Week 9 Lecture Recording
Introduction to Logistic Regression
Focus on binary logistic regression and its application to categorical dependent variables.
Objectives:
Define binary logistic regression.
Compute and interpret odds ratios.
Assess logistic regression model using Chi-Square, Wald statistics, 2 log likelihood, and confidence intervals.
Differences Between Multiple Regression and Logistic Regression
Multiple Regression:
Used for predictions about unknown events.
Dependent Variable (DV) is continuous.
Assumes linear relationships using least squares estimation.
Requires normally distributed variables and equal variance.
Logistic Regression:
Determines probability of a particular categorical outcome.
DV is categorical (nominal).
Explanatory variables (EVs) can be continuous or categorical.
Uses logit transformation (non-linear relationship).
Employs maximum likelihood estimation instead of least squares.
More flexible assumptions than multiple regression.
Understanding Logistic Regression
Logistic regression is a statistical technique to examine the relationship between independent variables (predictors) and a dependent variable (criterion).
DV outcomes can represent group membership (e.g., signing up for a swimming lesson: yes or no).
The goal is to predict the probability of an event occurring based on known values.
Logistic regression transforms the DV into the natural log of the odds (logit).
Types of Logistic Regression
Binary Logistic Regression:
Dependent variable has two possible outcomes (e.g., success/failure).
Multinomial Logistic Regression:
Dependent variable has more than two outcomes (greater than two levels).
Example of Binary Logistic Regression
Hypothetical study predicting successful enrollment into the master's psychology program.

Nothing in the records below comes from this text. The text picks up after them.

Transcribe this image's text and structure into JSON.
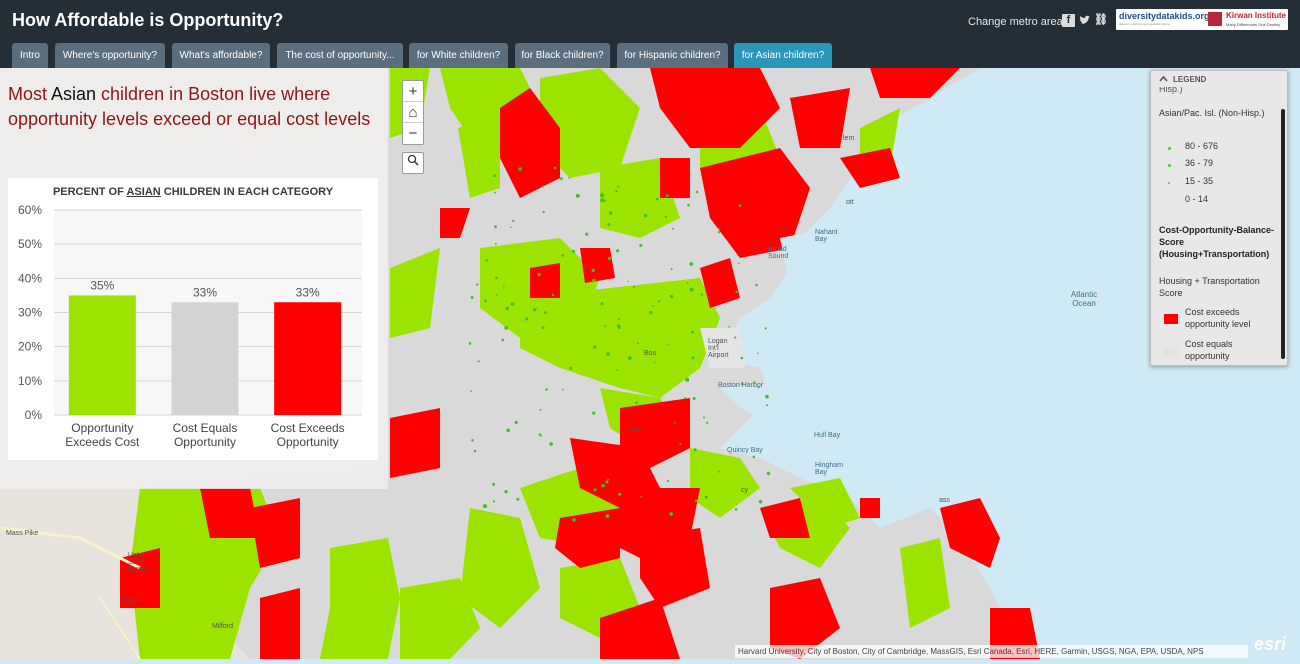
{
  "app": {
    "title": "How Affordable is Opportunity?",
    "change_metro": "Change metro area",
    "facebook": "f",
    "twitter": "t",
    "link": "⛓"
  },
  "logos": {
    "ddk": "diversitydatakids.org",
    "ddk_tag": "data for a diverse and equitable future",
    "kirwan": "Kirwan Institute",
    "kirwan_tag": "Many Differences One Destiny"
  },
  "tabs": [
    {
      "label": "Intro",
      "active": false
    },
    {
      "label": "Where's opportunity?",
      "active": false
    },
    {
      "label": "What's affordable?",
      "active": false
    },
    {
      "label": "The cost of opportunity...",
      "active": false
    },
    {
      "label": "for White children?",
      "active": false
    },
    {
      "label": "for Black children?",
      "active": false
    },
    {
      "label": "for Hispanic children?",
      "active": false
    },
    {
      "label": "for Asian children?",
      "active": true
    }
  ],
  "headline": {
    "p1": "Most ",
    "group": "Asian",
    "p2": " children in Boston live where opportunity levels exceed or equal cost levels"
  },
  "chart_title": {
    "p1": "PERCENT OF ",
    "group": "ASIAN",
    "p2": " CHILDREN IN EACH CATEGORY"
  },
  "chart_data": {
    "type": "bar",
    "categories": [
      "Opportunity Exceeds Cost",
      "Cost Equals Opportunity",
      "Cost Exceeds Opportunity"
    ],
    "category_lines": [
      [
        "Opportunity",
        "Exceeds Cost"
      ],
      [
        "Cost Equals",
        "Opportunity"
      ],
      [
        "Cost Exceeds",
        "Opportunity"
      ]
    ],
    "values": [
      35,
      33,
      33
    ],
    "value_labels": [
      "35%",
      "33%",
      "33%"
    ],
    "colors": [
      "#9be400",
      "#d3d3d3",
      "#fe0000"
    ],
    "ylim": [
      0,
      60
    ],
    "yticks": [
      "0%",
      "10%",
      "20%",
      "30%",
      "40%",
      "50%",
      "60%"
    ],
    "grid": true
  },
  "map": {
    "zoom_in": "+",
    "home": "⌂",
    "zoom_out": "−",
    "search": "🔍",
    "labels": {
      "salem": "lem",
      "nahant": "Nahant Bay",
      "broad": "Broad Sound",
      "atlantic": "Atlantic Ocean",
      "logan": "Logan Int'l Airport",
      "harbor": "Boston Harbor",
      "quincy": "Quincy Bay",
      "hull": "Hull Bay",
      "hingham": "Hingham Bay",
      "upton_sf": "Upton State Forest",
      "upton": "Upton",
      "milford": "Milford",
      "masspike": "Mass Pike",
      "boston": "Bos",
      "dorc": "Dorc",
      "cy": "cy",
      "ott": "ott",
      "ass": "ass"
    },
    "colors": {
      "green": "#9be400",
      "red": "#fe0000",
      "gray": "#d9d9d9",
      "water": "#cfe9f5",
      "land": "#e8e4dd"
    }
  },
  "legend": {
    "header": "LEGEND",
    "cut_label": "Hisp.)",
    "pop_title": "Asian/Pac. Isl. (Non-Hisp.)",
    "pop_classes": [
      "80 - 676",
      "36 - 79",
      "15 - 35",
      "0 - 14"
    ],
    "score_title": "Cost-Opportunity-Balance-Score (Housing+Transportation)",
    "score_sub": "Housing + Transportation Score",
    "items": [
      "Cost exceeds opportunity level",
      "Cost equals opportunity"
    ]
  },
  "attribution": "Harvard University, City of Boston, City of Cambridge, MassGIS, Esri Canada, Esri, HERE, Garmin, USGS, NGA, EPA, USDA, NPS",
  "esri": "esri"
}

Three predictor variables: interest in the program, previous degree score, and possession of a psychology degree (categorical).

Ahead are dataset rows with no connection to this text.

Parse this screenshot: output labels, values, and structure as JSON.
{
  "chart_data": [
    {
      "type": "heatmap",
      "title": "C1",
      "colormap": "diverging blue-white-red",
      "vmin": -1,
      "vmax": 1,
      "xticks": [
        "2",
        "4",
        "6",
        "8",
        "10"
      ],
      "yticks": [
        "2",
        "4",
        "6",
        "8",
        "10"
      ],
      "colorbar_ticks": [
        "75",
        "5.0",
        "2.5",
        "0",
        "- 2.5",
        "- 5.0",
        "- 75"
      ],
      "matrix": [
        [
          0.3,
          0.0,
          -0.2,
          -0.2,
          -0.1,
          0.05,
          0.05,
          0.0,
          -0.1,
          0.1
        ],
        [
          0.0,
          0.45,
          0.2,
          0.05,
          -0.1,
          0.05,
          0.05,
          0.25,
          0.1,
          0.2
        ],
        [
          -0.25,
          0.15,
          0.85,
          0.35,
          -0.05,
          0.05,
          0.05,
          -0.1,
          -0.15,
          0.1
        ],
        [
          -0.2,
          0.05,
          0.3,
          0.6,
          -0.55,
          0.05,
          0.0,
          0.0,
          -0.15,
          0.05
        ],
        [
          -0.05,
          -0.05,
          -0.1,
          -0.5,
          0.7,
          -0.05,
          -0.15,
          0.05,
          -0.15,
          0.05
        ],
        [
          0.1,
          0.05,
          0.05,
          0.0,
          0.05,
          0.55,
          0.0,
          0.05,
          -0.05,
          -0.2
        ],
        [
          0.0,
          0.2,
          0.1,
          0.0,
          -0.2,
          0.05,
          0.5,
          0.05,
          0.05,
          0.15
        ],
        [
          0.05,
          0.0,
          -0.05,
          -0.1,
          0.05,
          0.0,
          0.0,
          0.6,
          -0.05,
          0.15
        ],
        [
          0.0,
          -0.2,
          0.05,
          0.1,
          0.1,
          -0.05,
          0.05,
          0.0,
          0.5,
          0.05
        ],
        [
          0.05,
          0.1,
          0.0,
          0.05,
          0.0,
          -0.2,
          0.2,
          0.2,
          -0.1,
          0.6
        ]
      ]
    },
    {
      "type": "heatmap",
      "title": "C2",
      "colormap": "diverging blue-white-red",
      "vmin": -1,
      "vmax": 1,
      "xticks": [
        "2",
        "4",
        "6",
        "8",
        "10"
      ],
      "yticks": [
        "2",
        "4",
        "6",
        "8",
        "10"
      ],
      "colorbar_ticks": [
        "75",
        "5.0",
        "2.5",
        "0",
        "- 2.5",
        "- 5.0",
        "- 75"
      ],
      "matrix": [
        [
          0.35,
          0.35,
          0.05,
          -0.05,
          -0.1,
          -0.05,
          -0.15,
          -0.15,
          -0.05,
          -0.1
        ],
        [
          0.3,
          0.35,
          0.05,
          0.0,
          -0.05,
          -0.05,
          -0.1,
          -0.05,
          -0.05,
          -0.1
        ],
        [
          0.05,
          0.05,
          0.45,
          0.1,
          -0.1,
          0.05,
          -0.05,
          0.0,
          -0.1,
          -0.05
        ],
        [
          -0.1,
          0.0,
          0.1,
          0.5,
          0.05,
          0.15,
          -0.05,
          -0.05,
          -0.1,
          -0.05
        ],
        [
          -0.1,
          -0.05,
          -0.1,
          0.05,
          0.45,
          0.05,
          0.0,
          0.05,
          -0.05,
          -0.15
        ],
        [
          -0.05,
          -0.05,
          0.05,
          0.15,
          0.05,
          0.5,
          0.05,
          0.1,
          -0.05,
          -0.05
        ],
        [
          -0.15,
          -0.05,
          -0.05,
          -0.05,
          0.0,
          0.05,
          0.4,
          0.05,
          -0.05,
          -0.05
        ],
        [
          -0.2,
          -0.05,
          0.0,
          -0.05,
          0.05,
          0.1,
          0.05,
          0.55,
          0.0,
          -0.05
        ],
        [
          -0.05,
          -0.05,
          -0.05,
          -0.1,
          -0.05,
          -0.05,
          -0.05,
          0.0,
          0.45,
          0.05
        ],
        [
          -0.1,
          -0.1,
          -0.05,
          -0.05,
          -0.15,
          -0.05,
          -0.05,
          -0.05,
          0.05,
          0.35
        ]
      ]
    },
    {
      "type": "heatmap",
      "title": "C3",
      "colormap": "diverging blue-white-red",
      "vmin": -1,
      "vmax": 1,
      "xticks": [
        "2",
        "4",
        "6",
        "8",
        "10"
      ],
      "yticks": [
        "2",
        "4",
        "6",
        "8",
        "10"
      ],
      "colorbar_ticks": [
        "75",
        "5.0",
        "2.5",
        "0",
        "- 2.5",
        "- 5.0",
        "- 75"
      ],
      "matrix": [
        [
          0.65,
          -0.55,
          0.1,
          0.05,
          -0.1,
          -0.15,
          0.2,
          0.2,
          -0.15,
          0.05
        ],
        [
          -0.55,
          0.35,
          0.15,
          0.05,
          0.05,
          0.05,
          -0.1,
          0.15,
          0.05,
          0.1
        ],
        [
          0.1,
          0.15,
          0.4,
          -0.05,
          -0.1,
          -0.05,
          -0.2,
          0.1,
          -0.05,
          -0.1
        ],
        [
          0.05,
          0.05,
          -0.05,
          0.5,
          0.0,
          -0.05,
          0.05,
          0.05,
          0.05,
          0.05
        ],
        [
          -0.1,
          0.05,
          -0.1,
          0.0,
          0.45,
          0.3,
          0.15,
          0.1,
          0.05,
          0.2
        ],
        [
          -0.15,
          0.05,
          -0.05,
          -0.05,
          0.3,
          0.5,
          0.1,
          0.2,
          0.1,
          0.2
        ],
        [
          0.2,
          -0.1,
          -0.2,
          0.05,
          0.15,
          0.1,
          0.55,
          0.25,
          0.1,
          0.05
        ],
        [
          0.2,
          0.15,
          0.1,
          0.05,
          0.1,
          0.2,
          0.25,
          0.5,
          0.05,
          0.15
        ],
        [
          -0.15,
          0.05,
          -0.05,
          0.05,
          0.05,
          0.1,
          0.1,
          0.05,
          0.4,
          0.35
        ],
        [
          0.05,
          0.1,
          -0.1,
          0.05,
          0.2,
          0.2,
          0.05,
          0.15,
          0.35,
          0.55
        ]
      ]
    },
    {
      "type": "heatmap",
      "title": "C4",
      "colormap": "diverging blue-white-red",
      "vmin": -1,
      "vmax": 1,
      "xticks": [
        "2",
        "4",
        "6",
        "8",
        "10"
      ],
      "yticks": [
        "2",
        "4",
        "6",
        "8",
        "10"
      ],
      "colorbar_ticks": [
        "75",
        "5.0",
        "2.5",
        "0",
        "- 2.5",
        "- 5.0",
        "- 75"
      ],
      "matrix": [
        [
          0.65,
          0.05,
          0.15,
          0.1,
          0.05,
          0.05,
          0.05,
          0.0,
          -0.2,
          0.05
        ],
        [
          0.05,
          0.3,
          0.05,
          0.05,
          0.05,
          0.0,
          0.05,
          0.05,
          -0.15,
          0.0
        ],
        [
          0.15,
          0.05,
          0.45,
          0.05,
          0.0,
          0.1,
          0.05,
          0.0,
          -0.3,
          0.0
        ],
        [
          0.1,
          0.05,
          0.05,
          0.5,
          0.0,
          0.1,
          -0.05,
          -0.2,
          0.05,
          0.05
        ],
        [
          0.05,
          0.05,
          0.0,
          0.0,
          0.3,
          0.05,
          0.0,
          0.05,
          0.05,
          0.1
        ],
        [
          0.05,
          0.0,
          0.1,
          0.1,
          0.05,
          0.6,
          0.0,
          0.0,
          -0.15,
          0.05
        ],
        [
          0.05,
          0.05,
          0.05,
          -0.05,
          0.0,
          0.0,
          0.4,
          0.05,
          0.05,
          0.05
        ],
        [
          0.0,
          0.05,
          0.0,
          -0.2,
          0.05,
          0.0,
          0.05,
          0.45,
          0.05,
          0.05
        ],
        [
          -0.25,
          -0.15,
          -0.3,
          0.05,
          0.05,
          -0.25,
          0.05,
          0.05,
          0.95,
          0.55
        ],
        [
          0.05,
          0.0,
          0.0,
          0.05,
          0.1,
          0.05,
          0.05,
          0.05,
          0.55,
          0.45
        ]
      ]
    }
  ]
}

Outcome variable is enrollment status (yes/no).
Running Logistic Regression in SPSS
Initial Model (Block 0):
Shows classification accuracy at 50% (random prediction).
Model Results:
Omnibus test assesses overall model fit.
If p-value < 0.05, predictors significantly improve predictive accuracy.

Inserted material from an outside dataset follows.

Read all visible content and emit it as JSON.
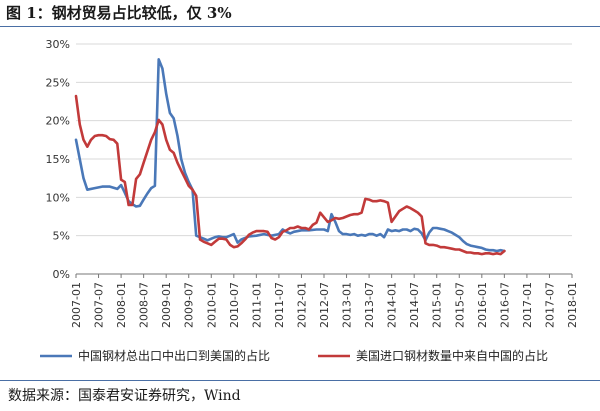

2 log likelihood provides information on model fit (lower is better).
Model fit tests (e.g., Hosmer and Lemeshow test) indicate how well the model predicts.
Effect Size and Predictors:
Nagelkerke pseudo R-square indicates the explanatory power of the model.
Individual predictors evaluated for significance (p-value).
Odds Ratio (OR) interpretation, e.g., a 1-unit increase in previous score correlates with a 17.4% increase in odds of enrollment.
Steps in Logistic Regression Analysis
Model Building Approaches:
Forward Entry: Enter all variables simultaneously.
Hierarchical Entry: Variables entered in blocks based on prior knowledge.
Stepwise Entry: Exploratory approach eliminating variables based on statistical significance.
Parsimony Principle:
Include predictors only if they contribute significantly to the model.
Complexities of Running Logistic Regression
In-depth assumptions need testing including checking residuals and identifying influential cases which might not be covered in basic analysis courses.
Alternative Example Using Interventions
An example illustrates treatment outcomes (cured/not cured) with a continuous predictor (days before treatment).
Hierarchical modeling showed no additional variance explained by adding predictors sequentially.
Interpretation of Results in SPSS
Output shows classification frequency, improvement in likelihood over predictors added, and Chi-square significance value indicates model fit.
Odds ratios provide insights into increased likelihood of desired outcomes based on predictor metrics.
Conclusion
Key components for reporting logistic regression include:
Model fit statistics (Chi-Square results, log likelihood).
Significance of predictors via Wald statistics and confidence intervals.
Summary tables should include standardized betas and effect sizes for clearer interpretation.
Next Steps:
Students will learn to perform and report binary logistic regression in computer labs.